A former CIA agent’s Virginia company has earned nearly $1 million in contracts with the Broadcasting Board of Governors, or BBG, since November 2011, records show.
That would put the firm, Applied Memetics, in the top spot in earnings in the category of «independent artists, writers and performers.» (See «18 million to unnamed foreign contractors«).
Gabriel has impressive credentials. His LinkedIn profile states:
Mr. Gabriel helped pioneer the use of social media in war-fighting and political conflict, and he was an early advocate for incorporating social media metrics into predictive intelligence and risk analysis. He is a subject matter expert and original researcher of interactive digital media strategies, social network analysis, international media research, text analytics, latent semantic indexing, strategic planning techniques, operational and organizational design, and complex system dynamics.
Our work explores a new model of journalism that is based around a global story – in this case, the struggle for human rights and democracy around the world. Our goal is to build a better user experience of these stories by adding context to content, using the latest digital tools of the day. Over time, we hope to add greater clarity, deeper understanding, and more sustained engagement to the conversations surrounding global events. As such, our content is transcribed and translated into English for broadcast to a global audience.
Web Stringers highlights videos produced in the field. You can watch a selection of the site’s Cuba videos at a YouTube channel called Havana Spring.
Applied Memetics website states:
Why Applied Memetics? The British evolutionary biologist Richard Dawkins defines“memetics” as an approach to evolutionary models of cultural information transfer based on the concept of the meme. A meme consists of any idea or behavior that can pass from one person to another by learning or imitation (e.g. thoughts, ideas, theories, gestures, practices, songs, fashions, habits, etc.) Memes propagate themselves and can move through the cultural sociosphere in a manner similar to the contagious behavior of a virus.
Ten years after the paradigm shift of 9/11, the capacity for business enterprise, mass media consumption, and democratic governance itself are deeply affected by the changing characteristics of information- and communication-related technologies. Public or private, today’s “post-bureaucratic” organizational structures reflect an information-rich society – one that is characterized by cheap, abundant, and easily-distributed information.
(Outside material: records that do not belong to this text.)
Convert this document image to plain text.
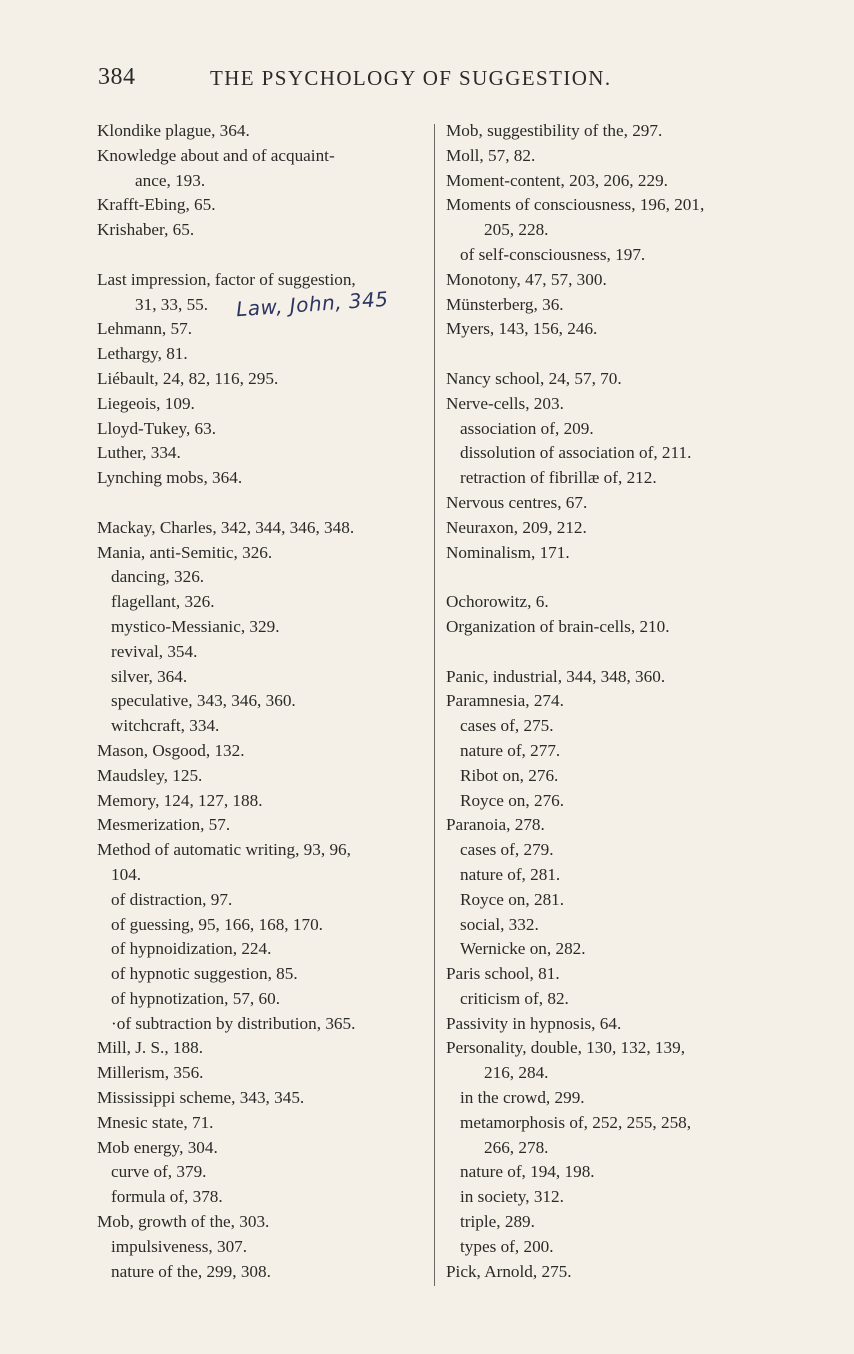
384	THE PSYCHOLOGY OF SUGGESTION.
Klondike plague, 364.
Knowledge about and of acquaint-
ance, 193.
Krafft-Ebing, 65.
Krishaber, 65.
Last impression, factor of suggestion,
31, 33, 55.
Lehmann, 57.
Lethargy, 81.
Liébault, 24, 82, 116, 295.
Liegeois, 109.
Lloyd-Tukey, 63.
Luther, 334.
Lynching mobs, 364.
Mackay, Charles, 342, 344, 346, 348.
Mania, anti-Semitic, 326.
dancing, 326.
flagellant, 326.
mystico-Messianic, 329.
revival, 354.
silver, 364.
speculative, 343, 346, 360.
witchcraft, 334.
Mason, Osgood, 132.
Maudsley, 125.
Memory, 124, 127, 188.
Mesmerization, 57.
Method of automatic writing, 93, 96,
104.
of distraction, 97.
of guessing, 95, 166, 168, 170.
of hypnoidization, 224.
of hypnotic suggestion, 85.
of hypnotization, 57, 60.
·of subtraction by distribution, 365.
Mill, J. S., 188.
Millerism, 356.
Mississippi scheme, 343, 345.
Mnesic state, 71.
Mob energy, 304.
curve of, 379.
formula of, 378.
Mob, growth of the, 303.
impulsiveness, 307.
nature of the, 299, 308.
Mob, suggestibility of the, 297.
Moll, 57, 82.
Moment-content, 203, 206, 229.
Moments of consciousness, 196, 201,
205, 228.
of self-consciousness, 197.
Monotony, 47, 57, 300.
Münsterberg, 36.
Myers, 143, 156, 246.
Nancy school, 24, 57, 70.
Nerve-cells, 203.
association of, 209.
dissolution of association of, 211.
retraction of fibrillæ of, 212.
Nervous centres, 67.
Neuraxon, 209, 212.
Nominalism, 171.
Ochorowitz, 6.
Organization of brain-cells, 210.
Panic, industrial, 344, 348, 360.
Paramnesia, 274.
cases of, 275.
nature of, 277.
Ribot on, 276.
Royce on, 276.
Paranoia, 278.
cases of, 279.
nature of, 281.
Royce on, 281.
social, 332.
Wernicke on, 282.
Paris school, 81.
criticism of, 82.
Passivity in hypnosis, 64.
Personality, double, 130, 132, 139,
216, 284.
in the crowd, 299.
metamorphosis of, 252, 255, 258,
266, 278.
nature of, 194, 198.
in society, 312.
triple, 289.
types of, 200.
Pick, Arnold, 275.
Law, John, 345
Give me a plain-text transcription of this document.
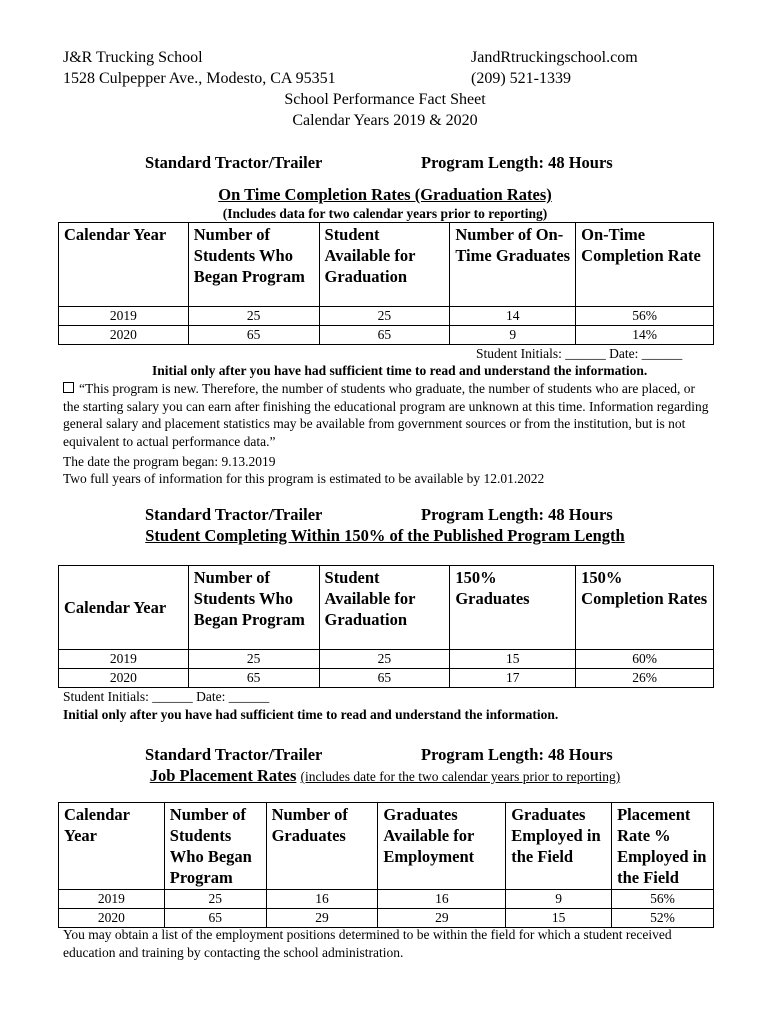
J&R Trucking School	JandRtruckingschool.com
1528 Culpepper Ave., Modesto, CA 95351	(209) 521-1339
School Performance Fact Sheet
Calendar Years 2019 & 2020
Standard Tractor/Trailer	Program Length: 48 Hours
On Time Completion Rates (Graduation Rates)
(Includes data for two calendar years prior to reporting)
Calendar Year	Number of Students Who Began Program	Student Available for Graduation	Number of On-Time Graduates	On-Time Completion Rate
2019	25	25	14	56%
2020	65	65	9	14%
Student Initials: ______ Date: ______
Initial only after you have had sufficient time to read and understand the information.
“This program is new. Therefore, the number of students who graduate, the number of students who are placed, or the starting salary you can earn after finishing the educational program are unknown at this time. Information regarding general salary and placement statistics may be available from government sources or from the institution, but is not equivalent to actual performance data.”
The date the program began: 9.13.2019
Two full years of information for this program is estimated to be available by 12.01.2022
Standard Tractor/Trailer	Program Length: 48 Hours
Student Completing Within 150% of the Published Program Length
Calendar Year	Number of Students Who Began Program	Student Available for Graduation	150% Graduates	150% Completion Rates
2019	25	25	15	60%
2020	65	65	17	26%
Student Initials: ______ Date: ______
Initial only after you have had sufficient time to read and understand the information.
Standard Tractor/Trailer	Program Length: 48 Hours
Job Placement Rates (includes date for the two calendar years prior to reporting)
Calendar Year	Number of Students Who Began Program	Number of Graduates	Graduates Available for Employment	Graduates Employed in the Field	Placement Rate % Employed in the Field
2019	25	16	16	9	56%
2020	65	29	29	15	52%
You may obtain a list of the employment positions determined to be within the field for which a student received education and training by contacting the school administration.
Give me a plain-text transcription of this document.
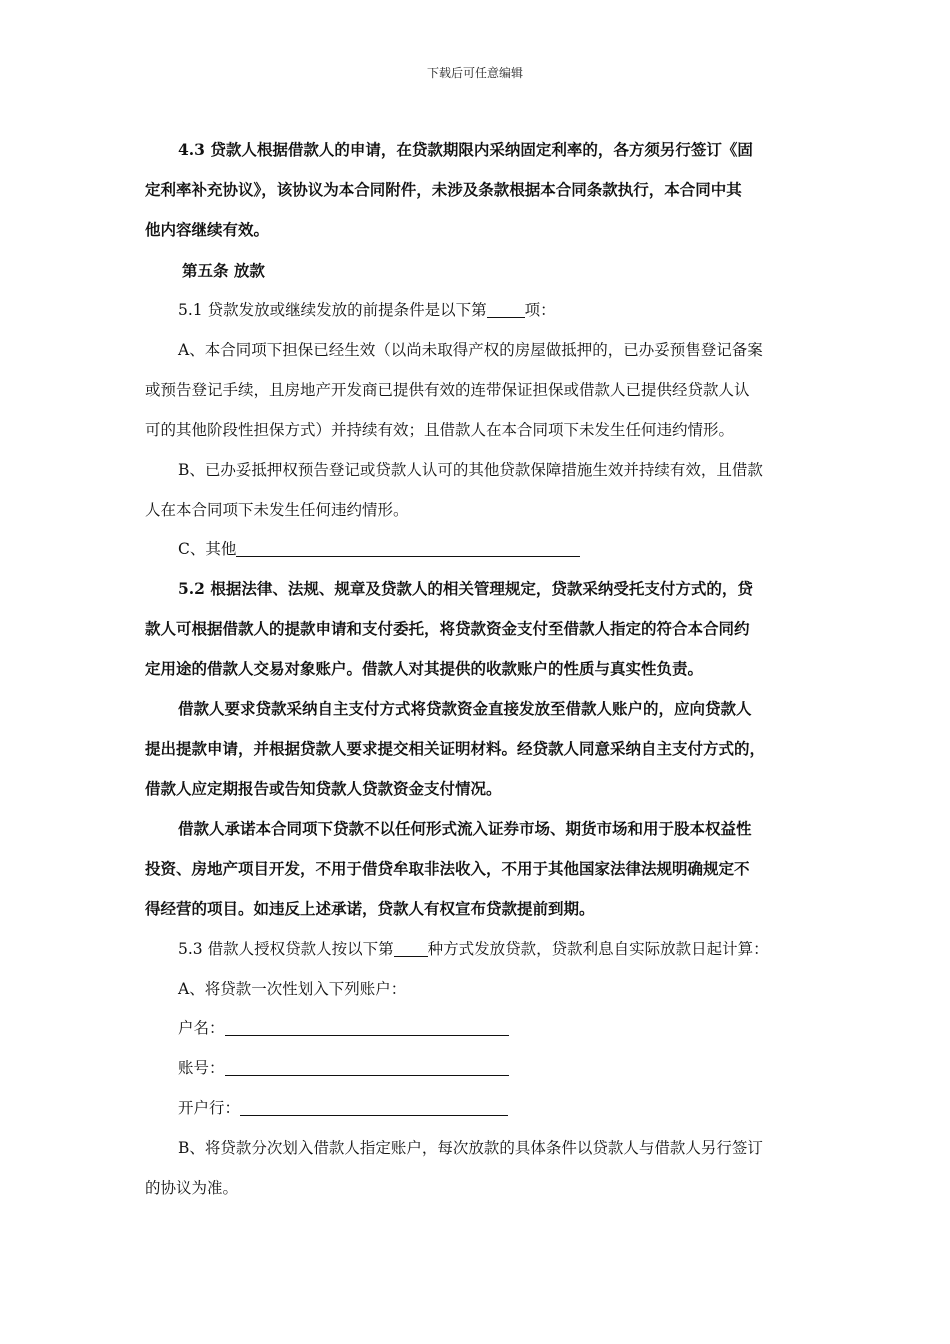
下载后可任意编辑
4.3 贷款人根据借款人的申请，在贷款期限内采纳固定利率的，各方须另行签订《固
定利率补充协议》，该协议为本合同附件，未涉及条款根据本合同条款执行，本合同中其
他内容继续有效。
第五条 放款
5.1 贷款发放或继续发放的前提条件是以下第 项：
A、本合同项下担保已经生效（以尚未取得产权的房屋做抵押的，已办妥预售登记备案
或预告登记手续，且房地产开发商已提供有效的连带保证担保或借款人已提供经贷款人认
可的其他阶段性担保方式）并持续有效；且借款人在本合同项下未发生任何违约情形。
B、已办妥抵押权预告登记或贷款人认可的其他贷款保障措施生效并持续有效，且借款
人在本合同项下未发生任何违约情形。
C、其他
5.2 根据法律、法规、规章及贷款人的相关管理规定，贷款采纳受托支付方式的，贷
款人可根据借款人的提款申请和支付委托，将贷款资金支付至借款人指定的符合本合同约
定用途的借款人交易对象账户。借款人对其提供的收款账户的性质与真实性负责。
借款人要求贷款采纳自主支付方式将贷款资金直接发放至借款人账户的，应向贷款人
提出提款申请，并根据贷款人要求提交相关证明材料。经贷款人同意采纳自主支付方式的，
借款人应定期报告或告知贷款人贷款资金支付情况。
借款人承诺本合同项下贷款不以任何形式流入证券市场、期货市场和用于股本权益性
投资、房地产项目开发，不用于借贷牟取非法收入，不用于其他国家法律法规明确规定不
得经营的项目。如违反上述承诺，贷款人有权宣布贷款提前到期。
5.3 借款人授权贷款人按以下第 种方式发放贷款，贷款利息自实际放款日起计算：
A、将贷款一次性划入下列账户：
户名：
账号：
开户行：
B、将贷款分次划入借款人指定账户，每次放款的具体条件以贷款人与借款人另行签订
的协议为准。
Various collective action initiatives no longer require any organization at all, as previously-closed organizational boundaries are jarred open.
No longer is the hierarchy of command and control systems imposed upon the efficient flow of information across a large number of people, based on the differentiation of skill, knowledge and responsibility. Governments and organizations today must be well-equipped to manage the information flows and information systems that are vital to protecting their national security, or defending their bottom line.
Simultaneously, state and non-state actors around the globe face a similar major challenge: harnessing the evolution of new, pervasive and powerful information and communication technologies. Recent unrest in the Arab world, facilitated by these same trends, has underscored the need for governments to incorporate holistic approaches to governance in an age of social media.
That’s why Applied Memetics LLC offers a full range of services from research, training and planning, to execution of information operations and metrics design/assessment. Our goal is to help our customers understand and leverage information communication technologies in conflict or post-conflict areas of the globe. Our staff have proven track records in overcoming the cultural barriers, security concerns, and logistical challenges of working in conflict environments and denied areas. Our work is grounded in sociology, cognitive psychology, and information systems analysis. In each of our projects, we define political outcomes in a variety of temporal ranges: a clearly articulated plan for achieving them; an understanding of audience receptivity and opposition levels; a clearly conceptualized delivery method; and, most importantly, a system of measuring success we call metrics.